She shook her head. "There's nothing there," Rachel said.
That hurts, Hale thought as he kept up the song he had been singing since the door went down. But at first, he could dismiss it as bravado - some humans lasted longer than others, and a few lied all the way through.
Nina looked at Hale, tried getting him to stop. "Rela- Take it- Calm d-" The song grabbed at your attention, interupted your thoughts, and rocked you to sleep. "You should sto-" Nina starts to say, then blinks and starts over. "I want you to -" "Stop riiii..." and she slumps forwards.

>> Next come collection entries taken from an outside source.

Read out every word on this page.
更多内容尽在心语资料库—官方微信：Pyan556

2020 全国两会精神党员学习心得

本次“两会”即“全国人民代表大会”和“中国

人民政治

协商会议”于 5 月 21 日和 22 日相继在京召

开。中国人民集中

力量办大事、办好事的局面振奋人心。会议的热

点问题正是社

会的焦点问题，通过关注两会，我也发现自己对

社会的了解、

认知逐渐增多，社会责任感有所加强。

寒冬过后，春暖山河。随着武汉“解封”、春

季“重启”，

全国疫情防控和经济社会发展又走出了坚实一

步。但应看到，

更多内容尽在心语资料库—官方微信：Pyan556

"Nina!" Rachel exclaims, dropping to Nina's side, trying to prop up her friend. She looks up at the whistling man. "Who are you?" Rachel asks him.
Hale stopped whistling and crouched, keeping at eye level with Rachel. "Could ask the same of you," he told her.
"I tossed her my badge, and she did the same," Hale said, standing in the Ash's office, recounting the events which had led to that baffling confrontation.
The Ash looked at him expectantly.
"According to that, she's a US Government employee with high access," Hale said. Too risky to let loose even with minders, too chancey to bend her to us. "Name of Rachel Pirzad."
"Could she be a hypnotist or a related profession?" the Ash asked.
Hale shook his head. "None of them last as long as she did." And as for the one whose ID said her name was Rachel, had been taken into Fae custody the same way Bo had been - same cloth bag for over the head, too.
"They're both human," Lauren said, standing by the door, ready to be dismissed at a moment's notice, and accustomed to exactly that. "I could run a more thorough check-up, just to be sure."
"Ascertain if that is required," the Ash told her. "Talk to one."
Lauren nodded.
"I will speak with this Rachel." He looked at Dyson and Hale and said, "While her motives were basic and benefactive, you will find out why Bo was informed of that building."
~~
Rachel took the cloth off her head, and found herself in an office. She was sitting down.
As was the only other person in the room. "What can you do?" the Ash asked her.
Rachel didn't answer. For one, she had been trained not to answer things like that. For another, life as an Alpha had reinforced that habit. Not even the fact she wasn't tied or restrained in any way, swayed her.
Instead, Rachel listened, taking in the heavy rat-at-at-at-at-at of his heart, the sloshing of digestive juices in his stomach, the vanishing after-scent of something musky like a man who had been holding a wet dog for far too long - and the after-scent of the strange man she and Nina had confronted when - "Where is my friend?" Rachel asked.
"Under observation," the Ash said calmly. "As am I, I note."
"What?" Rachel asked.
"Do not feign ignorance, child," he warned her - it sounded as casual as a discussion of the weather or a recent comedy tv series, yet Rachel couldn't dismiss the feeling that it was a warning.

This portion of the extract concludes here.